Close income gap in sustainable way

With income inequality a social and governance challenge everywhere, it is encouraging that Singapore is making some strides in raising the lot of its bottom earners. This is indicated in this group's rate of income growth and better living standards, captured in the Household Expenditure Survey for the 2008-2013 period. Targeted state support helped, along with higher rates of wage increase for low-income workers - a goal of the Government and unions.

These gains are hard won. The wealth gap will remain formidable, mitigated as much as it is fiscally possible for the Government to do so through subsidies and direct transfers. The point to note is that state support has to be matched by a willingness on the part of lower-income earners to help themselves by raising their value to employers and, thus, their income.

Against the composite 5.3 per cent rise in income growth over the five-year reporting period, the bottom 20 per cent achieved the highest rate of 6.6 per cent annually (against 4.5 per cent in the previous five years). They were also spending on typically middle-class items like cable TV, broadband and smartphones, besides meals out and the occasional vacation. Workfare payments and subsidies for rent, health and education formed a good part of household income. For one- and two-room HDB families, transfers and subsidies were equal to household income per member. These are numbers that deserve to be pondered on by all.

Such aid replicated across the spectrum of the least-endowed workers is a state commitment that can be sustained only if the economy remains strong. So far, it has been good. But the people have been primed to expect slower growth in Singapore's qualitative phase, where there will be less reliance on foreign-labour input in favour of smart processes and productivity gains. The cries of dismay from sectors that have grown accustomed to cheap labour suggest that the conversion will not be without pain. As for lower-income workers, there is no substitute for raising skills. As noted, there is an array of state programmes available to them.
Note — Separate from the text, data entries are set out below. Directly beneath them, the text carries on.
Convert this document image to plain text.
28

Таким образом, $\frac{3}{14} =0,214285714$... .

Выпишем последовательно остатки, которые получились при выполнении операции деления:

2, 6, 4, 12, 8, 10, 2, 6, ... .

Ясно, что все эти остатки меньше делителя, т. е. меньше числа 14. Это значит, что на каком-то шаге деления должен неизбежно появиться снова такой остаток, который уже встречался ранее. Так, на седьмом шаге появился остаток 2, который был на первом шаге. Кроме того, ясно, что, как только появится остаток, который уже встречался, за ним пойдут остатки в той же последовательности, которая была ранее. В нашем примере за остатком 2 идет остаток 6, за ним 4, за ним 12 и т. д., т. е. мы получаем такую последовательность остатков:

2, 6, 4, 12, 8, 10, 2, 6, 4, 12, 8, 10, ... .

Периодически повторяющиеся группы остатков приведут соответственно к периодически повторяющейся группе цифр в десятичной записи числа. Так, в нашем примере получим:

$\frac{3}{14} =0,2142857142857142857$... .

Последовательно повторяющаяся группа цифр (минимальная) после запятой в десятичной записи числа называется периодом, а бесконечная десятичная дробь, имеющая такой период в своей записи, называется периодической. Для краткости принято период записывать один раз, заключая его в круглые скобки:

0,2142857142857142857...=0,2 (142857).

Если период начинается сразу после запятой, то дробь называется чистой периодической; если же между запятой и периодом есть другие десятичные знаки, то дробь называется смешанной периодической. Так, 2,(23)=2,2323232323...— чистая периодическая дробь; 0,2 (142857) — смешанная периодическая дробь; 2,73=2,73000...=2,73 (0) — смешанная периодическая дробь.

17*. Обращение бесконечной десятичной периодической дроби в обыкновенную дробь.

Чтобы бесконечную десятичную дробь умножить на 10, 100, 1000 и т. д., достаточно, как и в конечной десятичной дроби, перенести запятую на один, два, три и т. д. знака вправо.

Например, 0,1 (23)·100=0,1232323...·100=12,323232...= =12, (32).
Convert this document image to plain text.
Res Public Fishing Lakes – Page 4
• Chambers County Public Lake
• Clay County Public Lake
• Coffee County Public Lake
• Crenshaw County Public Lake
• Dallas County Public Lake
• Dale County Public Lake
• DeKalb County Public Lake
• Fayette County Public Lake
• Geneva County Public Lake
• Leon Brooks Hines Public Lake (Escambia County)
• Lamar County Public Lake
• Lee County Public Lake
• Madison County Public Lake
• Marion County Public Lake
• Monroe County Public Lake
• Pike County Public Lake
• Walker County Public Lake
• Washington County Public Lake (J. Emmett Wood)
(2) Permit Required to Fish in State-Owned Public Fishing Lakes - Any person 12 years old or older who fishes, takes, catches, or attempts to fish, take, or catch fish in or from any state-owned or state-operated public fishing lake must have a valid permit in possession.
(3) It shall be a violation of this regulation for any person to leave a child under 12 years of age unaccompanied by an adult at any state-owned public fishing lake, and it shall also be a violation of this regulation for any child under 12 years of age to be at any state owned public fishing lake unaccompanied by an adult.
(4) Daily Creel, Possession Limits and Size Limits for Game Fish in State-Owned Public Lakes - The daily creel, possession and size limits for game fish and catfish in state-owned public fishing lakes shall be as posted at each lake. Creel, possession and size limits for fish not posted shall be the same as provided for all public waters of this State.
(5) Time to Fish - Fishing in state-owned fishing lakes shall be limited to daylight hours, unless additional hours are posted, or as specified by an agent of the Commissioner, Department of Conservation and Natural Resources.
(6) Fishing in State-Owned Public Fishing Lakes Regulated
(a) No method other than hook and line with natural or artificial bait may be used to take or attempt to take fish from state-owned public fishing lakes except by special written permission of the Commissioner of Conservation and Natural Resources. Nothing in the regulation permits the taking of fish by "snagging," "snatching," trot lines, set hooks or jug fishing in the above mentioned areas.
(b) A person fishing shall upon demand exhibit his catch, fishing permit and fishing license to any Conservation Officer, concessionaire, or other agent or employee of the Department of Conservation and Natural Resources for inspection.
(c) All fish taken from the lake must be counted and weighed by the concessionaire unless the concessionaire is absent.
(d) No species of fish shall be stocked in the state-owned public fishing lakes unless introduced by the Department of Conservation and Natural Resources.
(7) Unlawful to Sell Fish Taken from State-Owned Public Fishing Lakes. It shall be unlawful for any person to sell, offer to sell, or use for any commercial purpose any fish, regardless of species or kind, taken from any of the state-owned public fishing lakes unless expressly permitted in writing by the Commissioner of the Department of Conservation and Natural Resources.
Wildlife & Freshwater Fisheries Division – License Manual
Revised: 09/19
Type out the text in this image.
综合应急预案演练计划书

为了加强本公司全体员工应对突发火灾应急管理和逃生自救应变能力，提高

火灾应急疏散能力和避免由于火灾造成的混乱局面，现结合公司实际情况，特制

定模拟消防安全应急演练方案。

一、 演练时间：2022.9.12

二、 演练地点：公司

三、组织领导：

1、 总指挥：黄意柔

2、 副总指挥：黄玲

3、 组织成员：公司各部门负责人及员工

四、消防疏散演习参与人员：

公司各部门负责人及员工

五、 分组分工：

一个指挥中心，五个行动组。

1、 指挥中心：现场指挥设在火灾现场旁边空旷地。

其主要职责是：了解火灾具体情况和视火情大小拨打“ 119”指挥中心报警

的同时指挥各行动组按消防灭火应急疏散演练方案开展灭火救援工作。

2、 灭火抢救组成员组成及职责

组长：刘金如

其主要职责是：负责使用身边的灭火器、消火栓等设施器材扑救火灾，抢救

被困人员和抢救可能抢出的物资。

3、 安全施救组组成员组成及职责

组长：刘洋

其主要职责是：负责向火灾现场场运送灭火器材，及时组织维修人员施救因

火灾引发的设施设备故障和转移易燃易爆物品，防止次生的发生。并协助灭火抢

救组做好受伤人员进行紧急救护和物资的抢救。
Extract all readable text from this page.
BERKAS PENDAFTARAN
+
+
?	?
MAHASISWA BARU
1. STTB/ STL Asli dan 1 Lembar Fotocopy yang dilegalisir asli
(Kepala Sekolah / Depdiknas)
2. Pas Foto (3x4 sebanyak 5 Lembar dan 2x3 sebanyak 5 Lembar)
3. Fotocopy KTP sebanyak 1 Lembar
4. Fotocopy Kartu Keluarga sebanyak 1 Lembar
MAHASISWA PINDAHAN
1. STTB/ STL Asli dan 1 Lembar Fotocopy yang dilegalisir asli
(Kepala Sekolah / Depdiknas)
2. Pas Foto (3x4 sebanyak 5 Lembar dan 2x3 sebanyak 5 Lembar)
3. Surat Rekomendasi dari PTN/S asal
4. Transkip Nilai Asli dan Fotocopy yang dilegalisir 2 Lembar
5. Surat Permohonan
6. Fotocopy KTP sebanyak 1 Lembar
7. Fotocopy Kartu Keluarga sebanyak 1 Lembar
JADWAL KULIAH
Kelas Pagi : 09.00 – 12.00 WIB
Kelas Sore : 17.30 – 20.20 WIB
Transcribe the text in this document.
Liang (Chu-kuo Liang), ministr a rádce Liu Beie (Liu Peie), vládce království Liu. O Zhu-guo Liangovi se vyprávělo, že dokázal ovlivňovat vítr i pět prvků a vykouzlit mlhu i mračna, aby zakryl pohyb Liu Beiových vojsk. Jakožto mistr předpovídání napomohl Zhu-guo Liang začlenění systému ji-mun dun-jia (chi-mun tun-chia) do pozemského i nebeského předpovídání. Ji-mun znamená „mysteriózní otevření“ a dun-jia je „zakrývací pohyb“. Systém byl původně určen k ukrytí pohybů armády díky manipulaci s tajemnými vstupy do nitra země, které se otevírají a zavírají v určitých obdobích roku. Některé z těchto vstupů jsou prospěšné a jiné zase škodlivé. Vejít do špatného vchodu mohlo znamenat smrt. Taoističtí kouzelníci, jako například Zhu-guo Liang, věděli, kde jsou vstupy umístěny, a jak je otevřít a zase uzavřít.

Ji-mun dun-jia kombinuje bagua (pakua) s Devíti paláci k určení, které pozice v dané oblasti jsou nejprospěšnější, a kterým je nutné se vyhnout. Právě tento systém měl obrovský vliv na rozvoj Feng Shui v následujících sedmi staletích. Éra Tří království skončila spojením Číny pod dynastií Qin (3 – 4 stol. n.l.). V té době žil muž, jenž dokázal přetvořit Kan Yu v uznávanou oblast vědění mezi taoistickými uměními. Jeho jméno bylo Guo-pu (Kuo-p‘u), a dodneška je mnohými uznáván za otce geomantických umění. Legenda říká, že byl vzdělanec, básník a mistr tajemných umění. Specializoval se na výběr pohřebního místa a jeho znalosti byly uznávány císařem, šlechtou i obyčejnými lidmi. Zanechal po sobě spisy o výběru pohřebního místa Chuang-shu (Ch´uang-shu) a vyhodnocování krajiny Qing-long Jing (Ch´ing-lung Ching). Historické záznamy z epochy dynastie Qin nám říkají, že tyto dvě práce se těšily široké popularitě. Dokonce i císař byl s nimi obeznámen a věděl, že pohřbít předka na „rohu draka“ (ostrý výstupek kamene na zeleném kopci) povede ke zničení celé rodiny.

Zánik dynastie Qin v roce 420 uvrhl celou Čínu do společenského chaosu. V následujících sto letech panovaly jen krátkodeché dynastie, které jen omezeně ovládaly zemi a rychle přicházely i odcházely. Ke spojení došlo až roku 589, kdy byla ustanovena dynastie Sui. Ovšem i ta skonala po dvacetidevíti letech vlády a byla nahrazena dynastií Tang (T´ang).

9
Regrettably, a good number of employers are still not accommodating enough to make time for what they see as "disruptions" to operations.

One factor that is beyond control is inflation as it will erode lower earners' spending power. The annual average inflation was 3.1 per cent in the Household Survey's sampling period. This was manageable relative to the income growth of the bottom fifth. Efforts to control imported inflation by keeping the dollar strong are in hand, but the low-income band will be exposed if creeping inflation begins to run ahead of wage growth.